Suppose that: hypotenuse AB = 41 cm, leg BC = 40 cm.Applying the Pythagorean theorem, we find the length of the other leg:

AB ^ 2 = BC ^ 2 + AC ^ 2;

AC ^ 2 = AB ^ 2 – BC ^ 2;

AC ^ 2 = 41 ^ 2 – 40 ^ 2 = 1681 – 1600 = 81;

AC = √81 = 9 cm.

The smaller acute angle of this triangle will be the angle ∠B, since it is it that lies opposite the larger leg.

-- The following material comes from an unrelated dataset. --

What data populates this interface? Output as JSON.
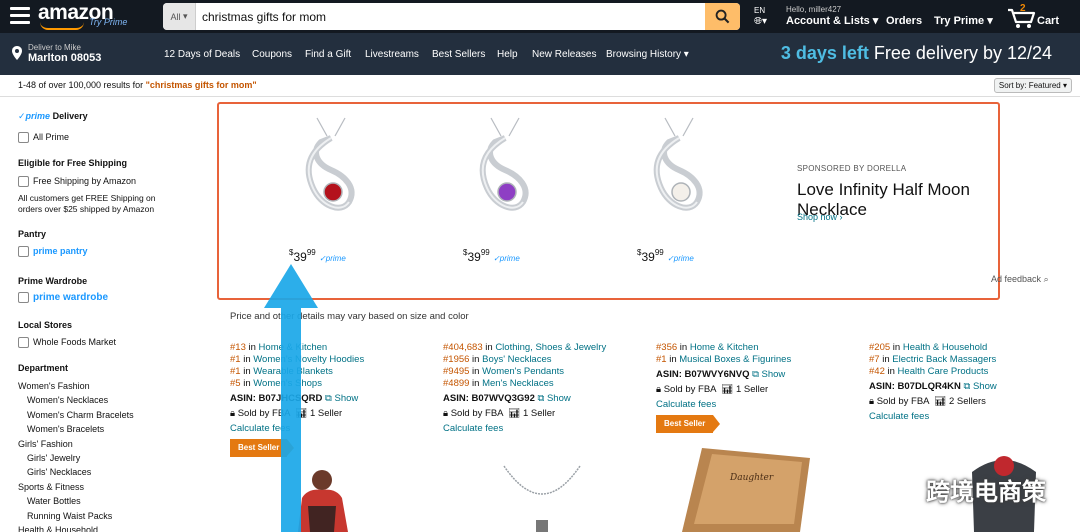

The sinus is the ratio of the opposite leg to the hypotenuse:

sin B = AC / AB;

sin B = 9/41 = 0.2195.

Cosine is the ratio of the adjacent leg to the hypotenuse:

cos B = BC / AC;

cos B = 40/41 = 0.9756.

Tangent – the ratio of the opposite leg to the adjacent one:

tg B = AC / BC;

tg B = 9/40 = 0.225.

Answer: sin B = 0.2195; cos B = 0.9756; tg B = 0.225.